Title: | Robust Aggregative Feature Selection |
Version: | 0.2.5 |
Date: | 2025-01-25 |
URL: | https://www.mdfs.it/ |
Description: | A cross-validated minimal-optimal feature selection algorithm. It utilises popularity counting, hierarchical clustering with feature dissimilarity measures, and prefiltering with all-relevant feature selection method to obtain the minimal-optimal set of features. |
Depends: | R (≥ 4.2.0) |
License: | GPL-3 |
Encoding: | UTF-8 |
RoxygenNote: | 7.3.2 |
Imports: | fastcluster, MDFS (≥ 1.5.3), splitTools |
NeedsCompilation: | no |
Packaged: | 2025-01-25 12:56:59 UTC; radek |
Author: | Radosław Piliszek [aut, cre], Witold Remigiusz Rudnicki [ths, aut] |
Maintainer: | Radosław Piliszek <radek@piliszek.it> |
Repository: | CRAN |
Date/Publication: | 2025-01-29 17:30:16 UTC |
All built-in feature dissimilarity functions
Description
To be used in run_rafs
.
Usage
builtin_dist_funs
Format
An object of class list
of length 5.
Details
See also default_dist_funs
.
Compute preliminary feature selection results for RAFS
Description
This is a secondary function, useful when experimenting with different
feature selection filters and rankings. Its output is used in run_rafs_with_fs_results
and it is called for the user in run_rafs
.
Usage
compute_fs_results(data, decision, k, seeds, fs_fun = default_fs_fun)
Arguments
data |
input data where columns are variables and rows are observations (all numeric) |
decision |
decision variable as a binary sequence of length equal to number of observations |
k |
number of folds for internal cross validation |
seeds |
a vector of seeds used for fold generation for internal cross validation |
fs_fun |
function to compute feature selection p-values, it must have the same signature as |
Value
A list
with feature selection results, e.g. from default_fs_fun
.
Examples
library(MDFS)
mdfs_omp_set_num_threads(1) # only to pass CRAN checks
data(madelon)
fs_results <- compute_fs_results(madelon$data, madelon$decision, 2, c(12345))

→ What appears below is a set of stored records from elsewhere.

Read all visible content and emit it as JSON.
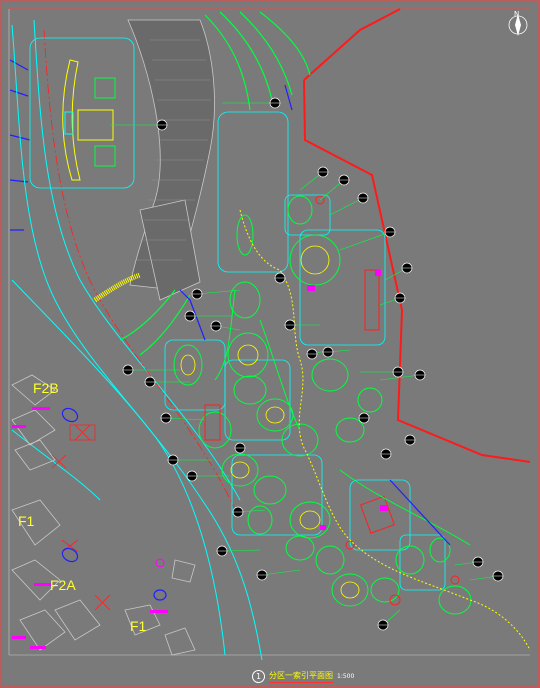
{
  "title": {
    "number": "1",
    "name": "分区一索引平面图",
    "scale": "1:500"
  },
  "north": "N",
  "zones": [
    {
      "id": "f2b",
      "label": "F2B"
    },
    {
      "id": "f1a",
      "label": "F1"
    },
    {
      "id": "f2a",
      "label": "F2A"
    },
    {
      "id": "f1b",
      "label": "F1"
    }
  ],
  "colors": {
    "background": "#7a7a7a",
    "boundary": "#ff1a1a",
    "road": "#00ffff",
    "plan": "#00ff40",
    "building": "#c8c8c8",
    "annotation": "#ffff00"
  }
}
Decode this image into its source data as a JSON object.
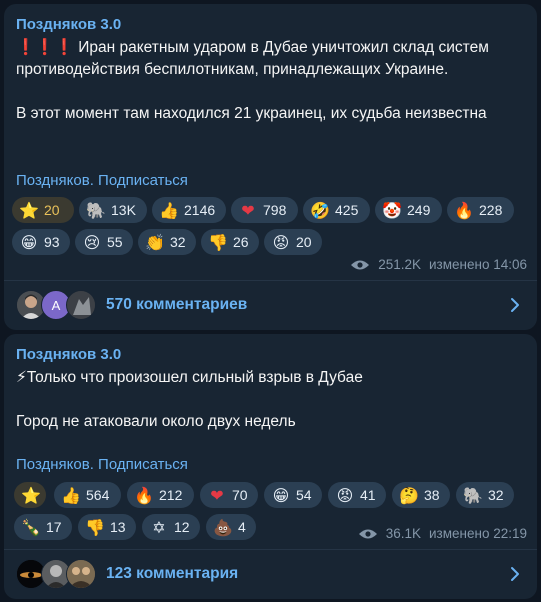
{
  "posts": [
    {
      "channel": "Поздняков 3.0",
      "text": "❗❗❗ Иран ракетным ударом в Дубае уничтожил склад систем противодействия беспилотникам, принадлежащих Украине.\n\nВ этот момент там находился 21 украинец, их судьба неизвестна",
      "subscribe": "Поздняков. Подписаться",
      "reactions": [
        {
          "icon": "star-icon",
          "emoji": "⭐",
          "count": "20"
        },
        {
          "icon": "elephant-icon",
          "emoji": "🐘",
          "count": "13K"
        },
        {
          "icon": "thumbs-up-icon",
          "emoji": "👍",
          "count": "2146"
        },
        {
          "icon": "heart-icon",
          "emoji": "❤",
          "count": "798"
        },
        {
          "icon": "rofl-icon",
          "emoji": "🤣",
          "count": "425"
        },
        {
          "icon": "clown-icon",
          "emoji": "🤡",
          "count": "249"
        },
        {
          "icon": "fire-icon",
          "emoji": "🔥",
          "count": "228"
        },
        {
          "icon": "grin-icon",
          "emoji": "😁",
          "count": "93"
        },
        {
          "icon": "cry-icon",
          "emoji": "😢",
          "count": "55"
        },
        {
          "icon": "clap-icon",
          "emoji": "👏",
          "count": "32"
        },
        {
          "icon": "thumbs-down-icon",
          "emoji": "👎",
          "count": "26"
        },
        {
          "icon": "angry-icon",
          "emoji": "😡",
          "count": "20"
        }
      ],
      "views": "251.2K",
      "edited": "изменено 14:06",
      "comments_label": "570 комментариев",
      "avatar_letter": "A"
    },
    {
      "channel": "Поздняков 3.0",
      "text": "⚡Только что произошел сильный взрыв в Дубае\n\nГород не атаковали около двух недель",
      "subscribe": "Поздняков. Подписаться",
      "reactions": [
        {
          "icon": "star-icon",
          "emoji": "⭐",
          "count": ""
        },
        {
          "icon": "thumbs-up-icon",
          "emoji": "👍",
          "count": "564"
        },
        {
          "icon": "fire-icon",
          "emoji": "🔥",
          "count": "212"
        },
        {
          "icon": "heart-icon",
          "emoji": "❤",
          "count": "70"
        },
        {
          "icon": "grin-icon",
          "emoji": "😁",
          "count": "54"
        },
        {
          "icon": "angry-icon",
          "emoji": "😡",
          "count": "41"
        },
        {
          "icon": "thinking-icon",
          "emoji": "🤔",
          "count": "38"
        },
        {
          "icon": "elephant-icon",
          "emoji": "🐘",
          "count": "32"
        },
        {
          "icon": "champagne-icon",
          "emoji": "🍾",
          "count": "17"
        },
        {
          "icon": "thumbs-down-icon",
          "emoji": "👎",
          "count": "13"
        },
        {
          "icon": "star-of-david-icon",
          "emoji": "✡",
          "count": "12"
        },
        {
          "icon": "poop-icon",
          "emoji": "💩",
          "count": "4"
        }
      ],
      "views": "36.1K",
      "edited": "изменено 22:19",
      "comments_label": "123 комментария"
    }
  ]
}
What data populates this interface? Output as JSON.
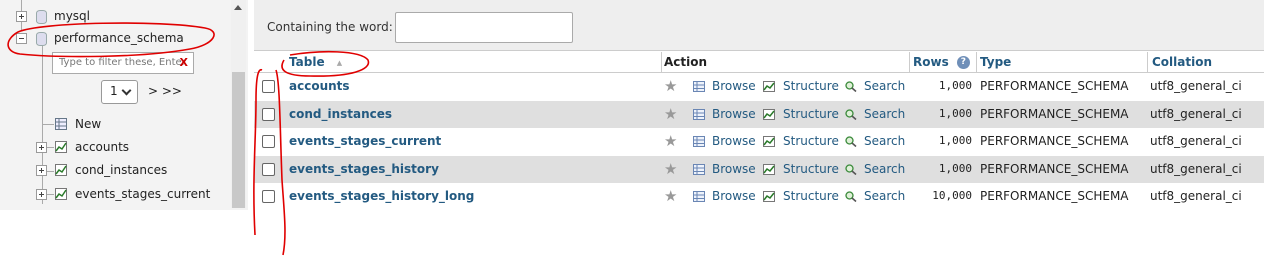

run_rafs_with_fs_results(madelon$data, madelon$decision, fs_results)
Feature dissimilarity based on Pearson's Correlation (cor)
Description
To be used as one of the dist_funs
in run_rafs
.
Usage
cor_dist(relevant_train_data, train_decision = NULL, seed = NULL)
Arguments
relevant_train_data |
input data where columns are variables and rows are observations (all numeric); assumed to contain only relevant data |
train_decision |
decision variable as a binary sequence of length equal to number of observations |
seed |
a numerical seed |
Value
A matrix of distances (dissimilarities).
Create seeded folds
Description
A utility function used in RAFS but useful also for external cross-validation.
Usage
create_seeded_folds(decision, k, seed)
Arguments
decision |
decision variable as a binary sequence of length equal to number of observations |
k |
number of folds for cross validation |
seed |
a numerical seed |
Value
A vector of folds. Each fold being a vector of selected indices.
Default feature dissimilarity functions
Description
As used in run_rafs
.
Usage
default_dist_funs
Format
An object of class list
of length 3.
Details
The default functions compute:
Pearson's correlation (cor
: cor_dist
),
Variation of Information (vi
: vi_dist
) and
Symmetric Target Information Gain (stig
: stig_dist
).
These functions follow a similar protocol to default_fs_fun
.
They expect the same input except for the assumption that the data passed in is relevant.
Each of them outputs a matrix of distances (dissimilarities) between features.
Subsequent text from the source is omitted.